¡Mano, siéntate y agárrate fuerte! Acabo de enterarme de una que te hace sentir orgulloso de ser rumano, aunque no tengamos ningún jugador por ahí. Jessica Pegula, la cuarta del mundo, le dio a la líder mundial Arina Sabalenka en Berlín, sobre hierba, con un marcador que te deja boquiabierto: 6-2, 6-7, 6-0. Sí, hermano, en el tercer set, Sabalenka no ganó ni un juego. ¡Esa que es la número 1, que pega con fuerza que parece que golpea con una motosierra, hecha puré por Pegula! Y yo, que tengo cuotas del BMW y me peleo con Mioara porque no alcanza la plata, veo este partido y digo: "Mira, esta mujer sabe hacer dinero hasta en la hierba".
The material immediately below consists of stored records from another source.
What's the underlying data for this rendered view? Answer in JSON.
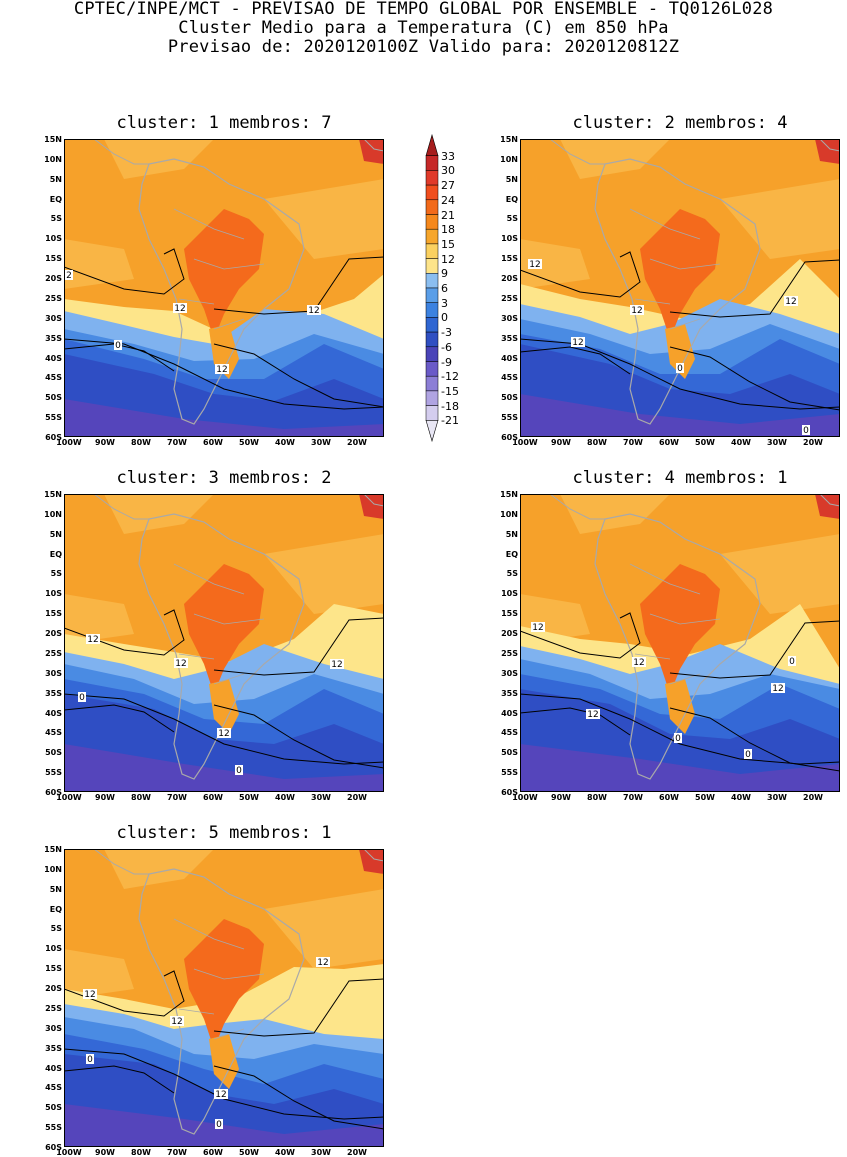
{
  "header": {
    "line1": "CPTEC/INPE/MCT - PREVISAO DE TEMPO GLOBAL POR ENSEMBLE - TQ0126L028",
    "line2": "Cluster Medio para a Temperatura (C) em 850 hPa",
    "line3": "Previsao de: 2020120100Z   Valido para: 2020120812Z"
  },
  "panels": [
    {
      "title": "cluster: 1   membros: 7",
      "contours": [
        "2",
        "12",
        "12",
        "12",
        "0"
      ]
    },
    {
      "title": "cluster: 2   membros: 4",
      "contours": [
        "12",
        "12",
        "12",
        "0",
        "12",
        "0"
      ]
    },
    {
      "title": "cluster: 3   membros: 2",
      "contours": [
        "12",
        "12",
        "12",
        "0",
        "12",
        "0"
      ]
    },
    {
      "title": "cluster: 4   membros: 1",
      "contours": [
        "12",
        "12",
        "0",
        "12",
        "0",
        "12",
        "0"
      ]
    },
    {
      "title": "cluster: 5   membros: 1",
      "contours": [
        "12",
        "12",
        "12",
        "0",
        "12",
        "0"
      ]
    }
  ],
  "axes": {
    "lat_labels": [
      "15N",
      "10N",
      "5N",
      "EQ",
      "5S",
      "10S",
      "15S",
      "20S",
      "25S",
      "30S",
      "35S",
      "40S",
      "45S",
      "50S",
      "55S",
      "60S"
    ],
    "lon_labels": [
      "100W",
      "90W",
      "80W",
      "70W",
      "60W",
      "50W",
      "40W",
      "30W",
      "20W"
    ]
  },
  "colorbar": {
    "labels": [
      "33",
      "30",
      "27",
      "24",
      "21",
      "18",
      "15",
      "12",
      "9",
      "6",
      "3",
      "0",
      "-3",
      "-6",
      "-9",
      "-12",
      "-15",
      "-18",
      "-21"
    ],
    "colors": [
      "#a51d1d",
      "#c62828",
      "#e03a2a",
      "#f04e1e",
      "#f26a1a",
      "#f5881c",
      "#f6a62c",
      "#fbd160",
      "#fde48a",
      "#8bbef0",
      "#5a9ee8",
      "#3c82e0",
      "#2f66d2",
      "#2f4fc2",
      "#4a44b8",
      "#6a5ac8",
      "#8c7ed6",
      "#b0a4e2",
      "#d4cdee",
      "#e8e6f4"
    ]
  },
  "palette": {
    "deep_orange": "#f46a1c",
    "orange": "#f6a12a",
    "light_orange": "#f9b545",
    "yellow": "#fde58a",
    "light_blue": "#7fb2ef",
    "blue": "#4a8be3",
    "mid_blue": "#3468d6",
    "dark_blue": "#2f4ec4",
    "purple": "#5545bb",
    "red": "#d83a2a",
    "coast": "#a9a9a9",
    "contour": "#000000"
  }
}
Ahora, vamos a los detalles, que no solo somos de boca. El partido se jugó el sábado en Berlín, en el torneo WTA 500, que es como un ensayo para Wimbledon. Pegula, que el año pasado ganó el trofeo allí, demostró nervios de acero. En el primer set, rompió a Sabalenka con un 6-2, pero en el segundo, la bielorrusa apretó como una desesperada y ganó el tiebreak 7-4. ¿Creías que se acabó, que Pegula se derrumbaba? Pues en el tercer set, vino como un tanque: 6-0, con sangre fría, sin dejar ninguna oportunidad. ¡Dale duro, hermano, que esto es rendimiento!

El domingo 21 de junio, a las 13:00, Pegula juega la final, en vivo por Digi Sport 1. ¿Su rival? Una checa joven, Linda Noskova, que está en el puesto 13 de la WTA. Noskova pasó en semifinales a la filipina Alexandra Eala, con marcador de 6-2, 6-4. Va a ser un partido duro, pero Pegula es favorita, sobre todo porque quiere defender su título y llevarse el 12º trofeo WTA de su carrera. ¿Y los premios? El torneo de Berlín tiene premios totales de más de 1,2 millones de euros, dinero serio, no es broma. Con esa plata, pagaría mis cuotas del coche y le compraría un iPhone a Ioana, pero ella se conforma con un refresco en la terraza.

Vamos, seamos serios: yo no sé de tenis, pero sé que Pegula es una dura. Y si ella gana mañana, veré el partido con un hígado de cerveza, como si fuera fútbol. Por lo pronto, alegrémonos de tener un espectáculo de calidad, al menos en la tele, porque en la vida real, aquí, todo son subidas de precio y escándalos. ¿Qué le vamos a hacer? Así es la vida de un "bombardero": miras la hierba verde de Berlín y sueñas que tú también estuvieras allí, con el BMW aparcado al lado de la cancha.